Gravis retrajo su Aura de Voluntad nuevamente.
—¿Entiendes ahora por qué creo que estoy listo para luchar contra un Rey de nivel cuatro? —preguntó Gravis.
En lugar de responder, la Emperatriz frunció el ceño.
—Conozco bastante bien tu poder, y incluso con esta Ley de Supresión, una pelea entre tú y un Rey de nivel cuatro seguiría siendo incierta. Todavía hay una alta probabilidad de que mueras —dijo después de un rato.
Gravis asintió con una sonrisa.
—¡Sí, exactamente! Si supiera que ganaría, esto no sería entrenamiento, ¿verdad? —preguntó.
La Emperatriz asintió una vez más.
—Correcto. Luchar contra un Rey de nivel cuatro es un poco más arriesgado para ti que el entrenamiento normal para una bestia, pero esta disposición a asumir estos riesgos es probablemente una de las razones por las que tu Fuerza de Batalla es tan poderosa.
—Cierto —dijo Gravis con un asentimiento—. Si no sigo adelante, mi Fuerza de Batalla no aumentará más en comparación con mi Reino. Como Señor, mi Fuerza de Batalla me permitía luchar tres niveles por encima de mí mismo, pero tan pronto como luché contra mi primer Rey, sentí la diferencia. La Fuerza de Batalla promedio para los Reyes es mucho más alta que para los Señores.
—Con el impulso de mis dos nuevas Leyes, creo que apenas he alcanzado la capacidad de luchar tres niveles por encima de mí mismo como Rey. Si no uso ese impulso ahora mismo, podría retroceder a un punto incómodo para el entrenamiento, lo que me forzaría a retroceder a solo poder saltar dos niveles. Además, debería estar listo para comprender un par de nuevas Leyes —dijo Gravis.

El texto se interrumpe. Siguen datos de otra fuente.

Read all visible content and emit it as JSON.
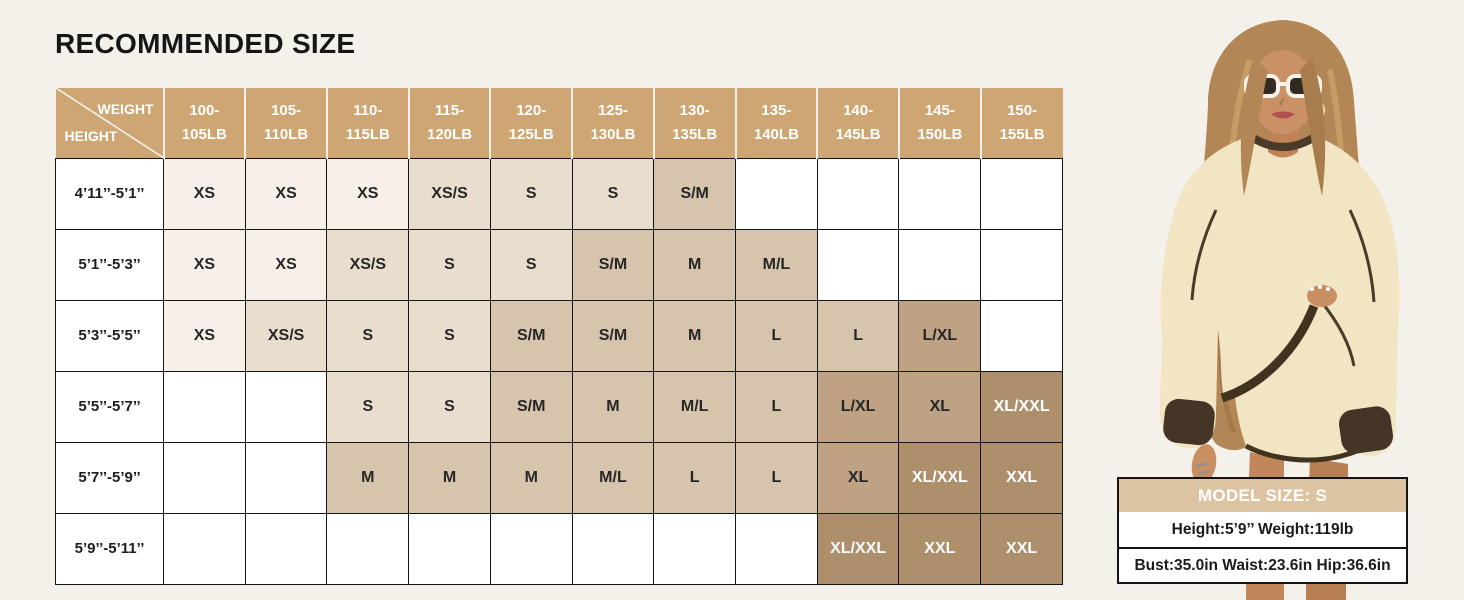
{
  "page": {
    "title": "RECOMMENDED SIZE",
    "background": "#f4f1ea"
  },
  "chart_data": {
    "type": "table",
    "title": "RECOMMENDED SIZE",
    "column_axis_label": "WEIGHT",
    "row_axis_label": "HEIGHT",
    "columns": [
      "100-105LB",
      "105-110LB",
      "110-115LB",
      "115-120LB",
      "120-125LB",
      "125-130LB",
      "130-135LB",
      "135-140LB",
      "140-145LB",
      "145-150LB",
      "150-155LB"
    ],
    "rows": [
      "4’11’’-5’1’’",
      "5’1’’-5’3’’",
      "5’3’’-5’5’’",
      "5’5’’-5’7’’",
      "5’7’’-5’9’’",
      "5’9’’-5’11’’"
    ],
    "matrix": [
      [
        "XS",
        "XS",
        "XS",
        "XS/S",
        "S",
        "S",
        "S/M",
        "",
        "",
        "",
        ""
      ],
      [
        "XS",
        "XS",
        "XS/S",
        "S",
        "S",
        "S/M",
        "M",
        "M/L",
        "",
        "",
        ""
      ],
      [
        "XS",
        "XS/S",
        "S",
        "S",
        "S/M",
        "S/M",
        "M",
        "L",
        "L",
        "L/XL",
        ""
      ],
      [
        "",
        "",
        "S",
        "S",
        "S/M",
        "M",
        "M/L",
        "L",
        "L/XL",
        "XL",
        "XL/XXL"
      ],
      [
        "",
        "",
        "M",
        "M",
        "M",
        "M/L",
        "L",
        "L",
        "XL",
        "XL/XXL",
        "XXL"
      ],
      [
        "",
        "",
        "",
        "",
        "",
        "",
        "",
        "",
        "XL/XXL",
        "XXL",
        "XXL"
      ]
    ]
  },
  "size_table": {
    "corner": {
      "weight_label": "WEIGHT",
      "height_label": "HEIGHT"
    },
    "colors": {
      "header_bg": "#cda673",
      "empty_cell": "#ffffff",
      "tiers": {
        "XS": "#f6f0e9",
        "XS/S": "#e9decd",
        "S": "#e9decd",
        "S/M": "#d7c4ac",
        "M": "#d7c4ac",
        "M/L": "#d7c4ac",
        "L": "#d7c4ac",
        "L/XL": "#bea283",
        "XL": "#bea283",
        "XL/XXL": "#ad8f6c",
        "XXL": "#ad8f6c"
      },
      "white_text_sizes": [
        "XL/XXL",
        "XXL"
      ]
    }
  },
  "model_info": {
    "header": "MODEL SIZE: S",
    "stats_line": "Height:5’9’’ Weight:119lb",
    "measurements_line": "Bust:35.0in Waist:23.6in Hip:36.6in",
    "header_bg": "#dcc3a1"
  },
  "model_photo": {
    "alt": "Model wearing cream crewneck sweatshirt and skirt with dark brown contrast trim"
  }
}
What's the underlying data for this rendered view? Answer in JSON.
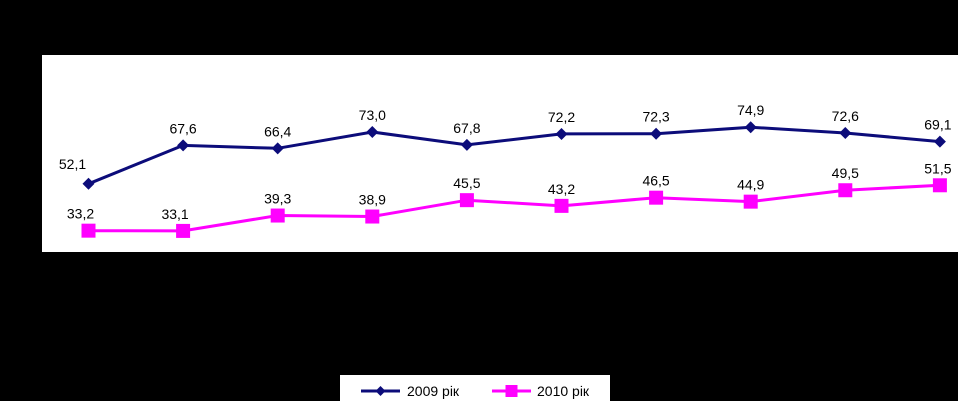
{
  "chart_data": {
    "type": "line",
    "categories": [
      "",
      "",
      "",
      "",
      "",
      "",
      "",
      "",
      "",
      ""
    ],
    "ylim": [
      0,
      100
    ],
    "grid": false,
    "legend_position": "bottom",
    "series": [
      {
        "name": "2009 рік",
        "color": "#0C0C7A",
        "marker": "diamond",
        "values": [
          52.1,
          67.6,
          66.4,
          73.0,
          67.8,
          72.2,
          72.3,
          74.9,
          72.6,
          69.1
        ],
        "labels": [
          "52,1",
          "67,6",
          "66,4",
          "73,0",
          "67,8",
          "72,2",
          "72,3",
          "74,9",
          "72,6",
          "69,1"
        ]
      },
      {
        "name": "2010 рік",
        "color": "#FF00FF",
        "marker": "square",
        "values": [
          33.2,
          33.1,
          39.3,
          38.9,
          45.5,
          43.2,
          46.5,
          44.9,
          49.5,
          51.5
        ],
        "labels": [
          "33,2",
          "33,1",
          "39,3",
          "38,9",
          "45,5",
          "43,2",
          "46,5",
          "44,9",
          "49,5",
          "51,5"
        ]
      }
    ]
  },
  "legend": {
    "items": [
      {
        "label": "2009 рік"
      },
      {
        "label": "2010 рік"
      }
    ]
  }
}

El Gran Anciano asintió desde un lado.
—Tienes ese sentimiento, sí. Estás a punto de comprender más Leyes. Presumo que tienen algo que ver con el relámpago —dijo el Gran Anciano.

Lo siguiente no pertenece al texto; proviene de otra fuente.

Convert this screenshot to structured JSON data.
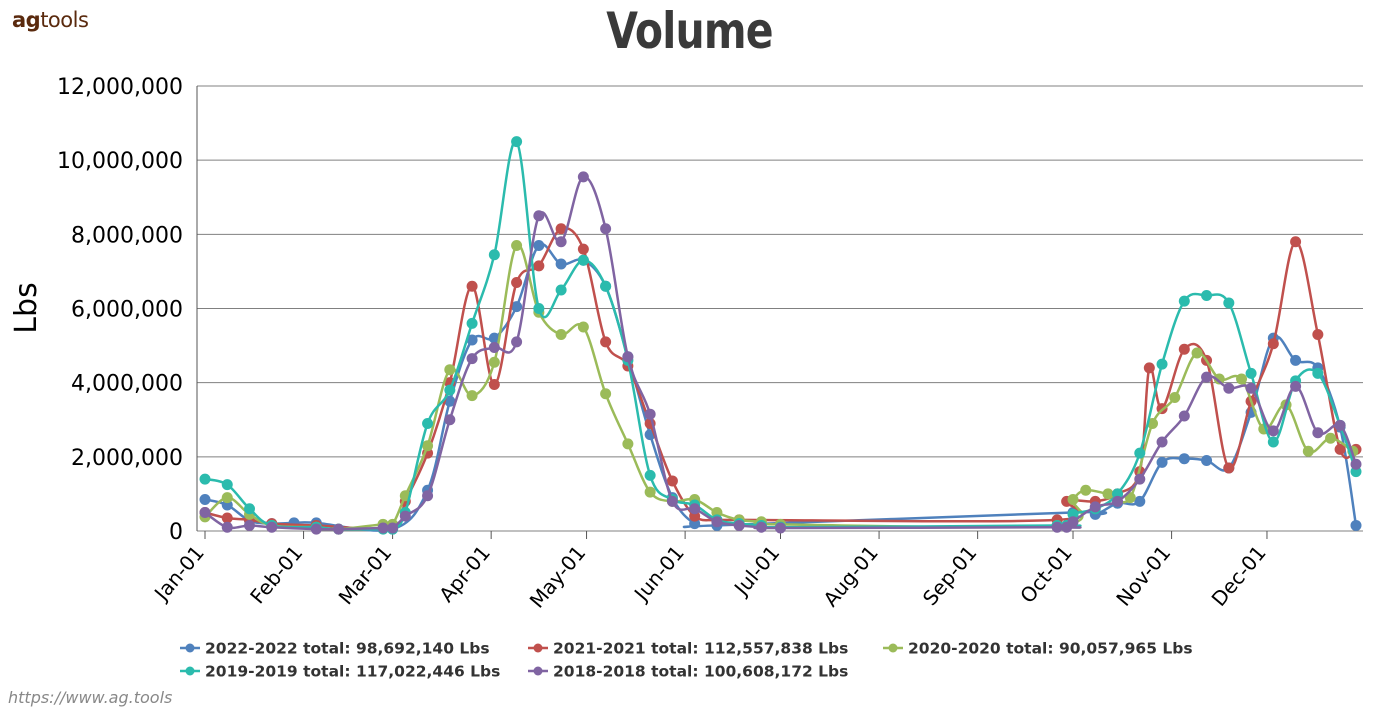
{
  "brand": {
    "prefix": "ag",
    "suffix": "tools"
  },
  "url": "https://www.ag.tools",
  "chart_data": {
    "type": "line",
    "title": "Volume",
    "ylabel": "Lbs",
    "xlabel": "",
    "ylim": [
      0,
      12000000
    ],
    "yticks": [
      0,
      2000000,
      4000000,
      6000000,
      8000000,
      10000000,
      12000000
    ],
    "ytick_labels": [
      "0",
      "2,000,000",
      "4,000,000",
      "6,000,000",
      "8,000,000",
      "10,000,000",
      "12,000,000"
    ],
    "xlim": [
      "01-01",
      "12-29"
    ],
    "xtick_labels": [
      "Jan-01",
      "Feb-01",
      "Mar-01",
      "Apr-01",
      "May-01",
      "Jun-01",
      "Jul-01",
      "Aug-01",
      "Sep-01",
      "Oct-01",
      "Nov-01",
      "Dec-01"
    ],
    "xtick_dates": [
      "01-01",
      "02-01",
      "03-01",
      "04-01",
      "05-01",
      "06-01",
      "07-01",
      "08-01",
      "09-01",
      "10-01",
      "11-01",
      "12-01"
    ],
    "grid": true,
    "legend": "bottom",
    "series": [
      {
        "name": "2022-2022 total: 98,692,140 Lbs",
        "color": "#4f81bd",
        "x": [
          "01-01",
          "01-08",
          "01-15",
          "01-22",
          "01-29",
          "02-05",
          "03-01",
          "03-12",
          "03-19",
          "03-26",
          "04-02",
          "04-09",
          "04-16",
          "04-23",
          "04-30",
          "05-07",
          "05-14",
          "05-21",
          "05-28",
          "06-04",
          "06-11",
          "10-01",
          "10-08",
          "10-15",
          "10-22",
          "10-29",
          "11-05",
          "11-12",
          "11-19",
          "11-26",
          "12-03",
          "12-10",
          "12-17",
          "12-24",
          "12-29"
        ],
        "y": [
          850000,
          700000,
          280000,
          200000,
          220000,
          220000,
          50000,
          1100000,
          3500000,
          5150000,
          5200000,
          6050000,
          7700000,
          7200000,
          7300000,
          6600000,
          4700000,
          2600000,
          900000,
          200000,
          150000,
          500000,
          450000,
          750000,
          800000,
          1850000,
          1950000,
          1900000,
          1700000,
          3200000,
          5200000,
          4600000,
          4400000,
          2800000,
          150000
        ]
      },
      {
        "name": "2021-2021 total: 112,557,838 Lbs",
        "color": "#c0504d",
        "x": [
          "01-01",
          "01-08",
          "01-15",
          "01-22",
          "02-05",
          "03-01",
          "03-05",
          "03-12",
          "03-19",
          "03-26",
          "04-02",
          "04-09",
          "04-16",
          "04-23",
          "04-30",
          "05-07",
          "05-14",
          "05-21",
          "05-28",
          "06-04",
          "06-11",
          "06-18",
          "09-26",
          "09-29",
          "10-08",
          "10-15",
          "10-22",
          "10-25",
          "10-29",
          "11-05",
          "11-12",
          "11-19",
          "11-26",
          "12-03",
          "12-10",
          "12-17",
          "12-24",
          "12-29"
        ],
        "y": [
          500000,
          350000,
          300000,
          200000,
          150000,
          100000,
          800000,
          2100000,
          4000000,
          6600000,
          3950000,
          6700000,
          7150000,
          8150000,
          7600000,
          5100000,
          4450000,
          2900000,
          1350000,
          400000,
          300000,
          300000,
          300000,
          800000,
          800000,
          1000000,
          1600000,
          4400000,
          3300000,
          4900000,
          4600000,
          1700000,
          3500000,
          5050000,
          7800000,
          5300000,
          2200000,
          2200000
        ]
      },
      {
        "name": "2020-2020 total: 90,057,965 Lbs",
        "color": "#9bbb59",
        "x": [
          "01-01",
          "01-08",
          "01-15",
          "01-22",
          "02-05",
          "02-12",
          "02-26",
          "03-01",
          "03-05",
          "03-12",
          "03-19",
          "03-26",
          "04-02",
          "04-09",
          "04-16",
          "04-23",
          "04-30",
          "05-07",
          "05-14",
          "05-21",
          "05-28",
          "06-04",
          "06-11",
          "06-18",
          "06-25",
          "07-01",
          "09-26",
          "10-01",
          "10-05",
          "10-12",
          "10-19",
          "10-26",
          "11-02",
          "11-09",
          "11-16",
          "11-23",
          "11-30",
          "12-07",
          "12-14",
          "12-21",
          "12-28"
        ],
        "y": [
          380000,
          900000,
          450000,
          150000,
          100000,
          50000,
          180000,
          180000,
          950000,
          2300000,
          4350000,
          3650000,
          4550000,
          7700000,
          5900000,
          5300000,
          5500000,
          3700000,
          2350000,
          1050000,
          800000,
          850000,
          500000,
          300000,
          250000,
          180000,
          150000,
          850000,
          1100000,
          1000000,
          900000,
          2900000,
          3600000,
          4800000,
          4100000,
          4100000,
          2750000,
          3400000,
          2150000,
          2500000,
          2150000
        ]
      },
      {
        "name": "2019-2019 total: 117,022,446 Lbs",
        "color": "#2bbbad",
        "x": [
          "01-01",
          "01-08",
          "01-15",
          "01-22",
          "02-05",
          "02-12",
          "02-26",
          "03-01",
          "03-05",
          "03-12",
          "03-19",
          "03-26",
          "04-02",
          "04-09",
          "04-16",
          "04-23",
          "04-30",
          "05-07",
          "05-14",
          "05-21",
          "05-28",
          "06-04",
          "06-11",
          "06-18",
          "06-25",
          "07-01",
          "09-26",
          "09-29",
          "10-01",
          "10-08",
          "10-15",
          "10-22",
          "10-29",
          "11-05",
          "11-12",
          "11-19",
          "11-26",
          "12-03",
          "12-10",
          "12-17",
          "12-24",
          "12-29"
        ],
        "y": [
          1400000,
          1250000,
          600000,
          150000,
          100000,
          50000,
          50000,
          50000,
          500000,
          2900000,
          3800000,
          5600000,
          7450000,
          10500000,
          6000000,
          6500000,
          7300000,
          6600000,
          4600000,
          1500000,
          850000,
          700000,
          300000,
          200000,
          150000,
          100000,
          150000,
          150000,
          450000,
          600000,
          1000000,
          2100000,
          4500000,
          6200000,
          6350000,
          6150000,
          4250000,
          2400000,
          4050000,
          4250000,
          2850000,
          1600000
        ]
      },
      {
        "name": "2018-2018 total: 100,608,172 Lbs",
        "color": "#8064a2",
        "x": [
          "01-01",
          "01-08",
          "01-15",
          "01-22",
          "02-05",
          "02-12",
          "02-26",
          "03-01",
          "03-05",
          "03-12",
          "03-19",
          "03-26",
          "04-02",
          "04-09",
          "04-16",
          "04-23",
          "04-30",
          "05-07",
          "05-14",
          "05-21",
          "05-28",
          "06-04",
          "06-11",
          "06-18",
          "06-25",
          "07-01",
          "09-26",
          "09-29",
          "10-01",
          "10-08",
          "10-15",
          "10-22",
          "10-29",
          "11-05",
          "11-12",
          "11-19",
          "11-26",
          "12-03",
          "12-10",
          "12-17",
          "12-24",
          "12-29"
        ],
        "y": [
          500000,
          100000,
          150000,
          100000,
          50000,
          50000,
          80000,
          80000,
          400000,
          950000,
          3000000,
          4650000,
          4950000,
          5100000,
          8500000,
          7800000,
          9550000,
          8150000,
          4700000,
          3150000,
          800000,
          600000,
          250000,
          150000,
          100000,
          80000,
          100000,
          100000,
          250000,
          650000,
          800000,
          1400000,
          2400000,
          3100000,
          4150000,
          3850000,
          3850000,
          2700000,
          3900000,
          2650000,
          2850000,
          1800000
        ]
      }
    ]
  }
}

—Eso creo, pero no puedo saberlo sin comprenderlas —respondió Gravis. Luego, Gravis se volvió hacia la Emperatriz—. Entonces, ¿conoces alguna área o misión adecuada para mí? El mejor escenario sería un Rey de nivel cuatro solitario como enemigo.
La Emperatriz pensó un poco, ya que este era un requisito bastante estricto. Incluso un Rey adicional de nivel tres podría arruinar toda la experiencia.
Entonces, la Emperatriz tuvo una idea, y sus ojos brillaron.